Sir Issac Newton took a more abstract and mechanistic view of time. "Absolute, true and mechanical time, flowing equably without relation to anything external".
Einstein's work demolished Newton's view of both space and time, rendered meaningless the universal division of time into past, present and future, and paved the way for time travel.
1.How to visit the future.
"Time is not absolutely defined", Albert EinsteinEinstein gave the concept of relative time. Time is elastic. According to special theory of relativity, the exact duration of time between two specific events will depend on how the observer is moving.
Experiment: Joe Hafale and Richard Keating 1971. They put highly accurate atomic clocks into airplanes, flew them around the world, and compared their readings with identical clocks left on the ground.
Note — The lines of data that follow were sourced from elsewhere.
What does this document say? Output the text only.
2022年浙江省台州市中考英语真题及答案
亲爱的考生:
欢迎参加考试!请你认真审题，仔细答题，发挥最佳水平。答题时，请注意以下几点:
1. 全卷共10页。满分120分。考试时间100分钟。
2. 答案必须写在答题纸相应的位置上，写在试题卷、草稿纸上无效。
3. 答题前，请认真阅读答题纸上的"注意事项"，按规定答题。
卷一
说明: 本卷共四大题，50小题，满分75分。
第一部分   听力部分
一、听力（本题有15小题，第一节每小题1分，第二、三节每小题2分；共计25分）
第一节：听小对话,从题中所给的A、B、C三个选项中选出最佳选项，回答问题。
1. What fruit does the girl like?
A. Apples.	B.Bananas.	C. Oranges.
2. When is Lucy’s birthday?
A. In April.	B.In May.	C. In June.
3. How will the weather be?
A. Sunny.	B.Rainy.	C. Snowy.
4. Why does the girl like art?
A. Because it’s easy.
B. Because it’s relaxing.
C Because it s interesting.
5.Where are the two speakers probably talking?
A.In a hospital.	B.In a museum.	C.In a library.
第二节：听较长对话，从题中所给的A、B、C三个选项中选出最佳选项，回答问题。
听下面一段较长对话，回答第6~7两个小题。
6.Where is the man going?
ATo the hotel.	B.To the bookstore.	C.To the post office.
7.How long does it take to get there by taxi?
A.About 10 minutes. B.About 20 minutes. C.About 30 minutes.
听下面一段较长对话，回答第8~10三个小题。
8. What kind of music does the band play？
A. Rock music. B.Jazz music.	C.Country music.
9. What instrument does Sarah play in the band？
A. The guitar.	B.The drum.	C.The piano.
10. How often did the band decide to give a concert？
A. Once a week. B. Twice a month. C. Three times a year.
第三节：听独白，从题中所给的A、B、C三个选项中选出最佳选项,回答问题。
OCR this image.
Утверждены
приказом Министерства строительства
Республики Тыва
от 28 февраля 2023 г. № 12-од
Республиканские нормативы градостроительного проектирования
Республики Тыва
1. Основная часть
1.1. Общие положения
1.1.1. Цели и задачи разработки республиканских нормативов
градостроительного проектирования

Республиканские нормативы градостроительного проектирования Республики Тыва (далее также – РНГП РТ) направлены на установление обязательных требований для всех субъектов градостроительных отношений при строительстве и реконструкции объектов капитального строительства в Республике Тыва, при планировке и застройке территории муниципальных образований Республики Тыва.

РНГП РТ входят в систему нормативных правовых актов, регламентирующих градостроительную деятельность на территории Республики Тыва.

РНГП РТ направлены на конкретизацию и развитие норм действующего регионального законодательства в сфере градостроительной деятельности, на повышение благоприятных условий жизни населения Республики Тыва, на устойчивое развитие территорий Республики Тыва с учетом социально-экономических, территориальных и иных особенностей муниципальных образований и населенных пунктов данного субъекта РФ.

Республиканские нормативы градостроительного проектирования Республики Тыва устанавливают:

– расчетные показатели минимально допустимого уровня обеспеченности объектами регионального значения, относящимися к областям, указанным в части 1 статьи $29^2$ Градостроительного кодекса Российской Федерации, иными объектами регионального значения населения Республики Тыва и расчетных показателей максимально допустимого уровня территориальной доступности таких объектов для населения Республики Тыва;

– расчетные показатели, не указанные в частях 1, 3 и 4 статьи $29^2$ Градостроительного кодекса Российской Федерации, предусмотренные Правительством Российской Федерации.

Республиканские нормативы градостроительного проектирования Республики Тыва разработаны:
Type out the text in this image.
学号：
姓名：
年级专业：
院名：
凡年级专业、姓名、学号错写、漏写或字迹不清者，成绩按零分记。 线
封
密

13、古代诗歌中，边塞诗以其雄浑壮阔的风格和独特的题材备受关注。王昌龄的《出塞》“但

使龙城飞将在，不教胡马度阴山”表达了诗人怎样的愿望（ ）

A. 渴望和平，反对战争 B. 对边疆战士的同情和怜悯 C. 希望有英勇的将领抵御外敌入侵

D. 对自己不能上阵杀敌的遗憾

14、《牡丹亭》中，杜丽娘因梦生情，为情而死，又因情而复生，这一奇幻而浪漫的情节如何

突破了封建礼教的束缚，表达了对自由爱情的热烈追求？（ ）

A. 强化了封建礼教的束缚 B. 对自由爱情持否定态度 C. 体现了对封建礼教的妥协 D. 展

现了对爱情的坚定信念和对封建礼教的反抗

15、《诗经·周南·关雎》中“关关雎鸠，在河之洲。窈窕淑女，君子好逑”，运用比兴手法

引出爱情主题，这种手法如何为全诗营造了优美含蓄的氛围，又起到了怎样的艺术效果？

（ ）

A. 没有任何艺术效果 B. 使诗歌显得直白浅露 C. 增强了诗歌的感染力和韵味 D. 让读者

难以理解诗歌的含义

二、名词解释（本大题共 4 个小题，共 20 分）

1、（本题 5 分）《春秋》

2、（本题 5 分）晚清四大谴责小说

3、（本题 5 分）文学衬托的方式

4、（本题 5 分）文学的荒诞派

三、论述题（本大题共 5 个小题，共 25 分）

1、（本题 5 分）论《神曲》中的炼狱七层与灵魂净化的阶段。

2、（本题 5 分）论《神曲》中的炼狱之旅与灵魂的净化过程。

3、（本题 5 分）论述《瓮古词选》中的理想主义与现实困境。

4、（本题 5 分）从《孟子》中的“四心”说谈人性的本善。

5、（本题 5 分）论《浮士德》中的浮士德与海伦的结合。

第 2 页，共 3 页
The results were unmistakable: time ran more slowly in the airplane than in the laboratory, so that when the experiment was over the airborne clocks were fifty-nine nanoseconds slow relative to the grounded clocks-exactly the amount predicted in Einstein's theory.
Physicists call the slowing of time by motion the time dilation effect.
Einstein's time dilation factor
At half the speed of light, time is about 13 % slowed, at 99%, it is 7 times slower-1 minute is reduced to 8.5 seconds. Technically, the timewraps becomes infinite when the speed of light is reached. This is a sign of trouble. It tells us that a normal material body can't reach the speed of light.